The effects of flesinoxan, a selective 5-HT1A receptor agonist on spontaneous sleep, were studied in adult rats implanted for chronic sleep recordings. Flesinoxan was administered systemically or infused directly into the dorsal raphe nucleus, the left laterodorsal tegmental nucleus or the medial pontine reticular formation. Systemic administration of flesinoxan (0.03 and/or 0.06 micromol/kg) significantly increased wakefulness and sleep latencies, and reduced rapid eye movement (REM) sleep and the number of REM periods, during the first and/or second 2-h period after treatment. Direct infusion of the 5-HT1A receptor agonist (0.06 and/or 0.12 nmol) into the dorsal raphe nucleus induced a significant increment of REM sleep and augmented the number of REM periods during the second and/or third 2-h period of recording.
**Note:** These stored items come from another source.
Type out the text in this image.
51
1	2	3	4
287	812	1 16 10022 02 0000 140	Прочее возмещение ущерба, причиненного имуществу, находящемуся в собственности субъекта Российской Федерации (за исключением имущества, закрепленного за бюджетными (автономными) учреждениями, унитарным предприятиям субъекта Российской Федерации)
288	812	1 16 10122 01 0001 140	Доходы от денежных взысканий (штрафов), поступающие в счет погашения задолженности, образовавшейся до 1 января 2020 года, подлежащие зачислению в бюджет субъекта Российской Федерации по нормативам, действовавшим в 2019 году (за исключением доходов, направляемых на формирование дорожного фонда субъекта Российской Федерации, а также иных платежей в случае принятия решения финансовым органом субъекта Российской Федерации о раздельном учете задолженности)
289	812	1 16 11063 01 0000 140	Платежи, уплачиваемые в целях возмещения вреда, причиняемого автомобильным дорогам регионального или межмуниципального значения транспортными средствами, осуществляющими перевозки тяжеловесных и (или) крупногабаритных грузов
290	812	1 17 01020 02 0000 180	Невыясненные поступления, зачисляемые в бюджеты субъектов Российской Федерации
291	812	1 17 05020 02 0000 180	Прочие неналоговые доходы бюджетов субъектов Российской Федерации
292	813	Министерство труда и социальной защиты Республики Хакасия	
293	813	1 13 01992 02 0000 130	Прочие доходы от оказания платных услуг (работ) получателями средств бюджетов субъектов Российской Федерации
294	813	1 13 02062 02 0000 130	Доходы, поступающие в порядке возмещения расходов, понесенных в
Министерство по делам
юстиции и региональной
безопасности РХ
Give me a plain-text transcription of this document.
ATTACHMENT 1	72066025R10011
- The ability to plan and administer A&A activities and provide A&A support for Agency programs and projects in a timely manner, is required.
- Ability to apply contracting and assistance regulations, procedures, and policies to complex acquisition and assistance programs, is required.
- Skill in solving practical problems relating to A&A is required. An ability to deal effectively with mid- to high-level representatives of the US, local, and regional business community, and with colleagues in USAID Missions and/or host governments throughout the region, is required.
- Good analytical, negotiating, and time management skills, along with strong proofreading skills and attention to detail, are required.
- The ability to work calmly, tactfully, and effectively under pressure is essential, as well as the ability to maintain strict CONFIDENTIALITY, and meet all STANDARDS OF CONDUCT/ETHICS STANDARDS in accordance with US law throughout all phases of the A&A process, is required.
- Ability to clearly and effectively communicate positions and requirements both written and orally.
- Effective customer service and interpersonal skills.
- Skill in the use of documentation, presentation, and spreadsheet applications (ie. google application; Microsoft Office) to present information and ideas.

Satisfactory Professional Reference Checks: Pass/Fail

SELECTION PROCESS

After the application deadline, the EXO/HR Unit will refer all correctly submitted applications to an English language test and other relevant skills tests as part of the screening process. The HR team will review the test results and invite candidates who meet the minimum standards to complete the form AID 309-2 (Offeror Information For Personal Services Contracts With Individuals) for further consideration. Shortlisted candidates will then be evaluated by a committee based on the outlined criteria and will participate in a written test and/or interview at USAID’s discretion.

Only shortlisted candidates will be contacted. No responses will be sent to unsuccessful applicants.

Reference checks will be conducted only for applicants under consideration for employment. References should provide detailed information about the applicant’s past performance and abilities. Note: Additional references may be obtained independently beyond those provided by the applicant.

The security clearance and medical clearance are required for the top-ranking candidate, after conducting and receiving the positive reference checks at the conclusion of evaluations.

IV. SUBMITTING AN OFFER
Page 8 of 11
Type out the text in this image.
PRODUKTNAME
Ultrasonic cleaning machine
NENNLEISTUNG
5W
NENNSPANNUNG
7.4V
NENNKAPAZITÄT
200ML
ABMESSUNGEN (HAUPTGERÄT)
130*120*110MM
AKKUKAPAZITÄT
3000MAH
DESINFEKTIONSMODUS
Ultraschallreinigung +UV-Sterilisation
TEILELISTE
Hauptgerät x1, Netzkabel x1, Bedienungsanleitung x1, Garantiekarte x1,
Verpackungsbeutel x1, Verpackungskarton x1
Microinjection of flesinoxan (0.03, 0.06 and/or 0.12 nmol) into the laterodorsal tegmental nucleus reduced REM sleep and the number of REM periods, and augmented REM sleep latency during the first, second and/or third 2-h recording period. Finally, direct infusion of flesinoxan (0.48 nmol) into the medial pontine reticular formation decreased REM sleep and the number of REM periods, and increased REM sleep latency during the first and second 2 h of recording. Our results indicate that the 5-HT1A receptor is involved in the inhibitory effect of serotonin on brainstem structures that act to promote and to induce REM sleep.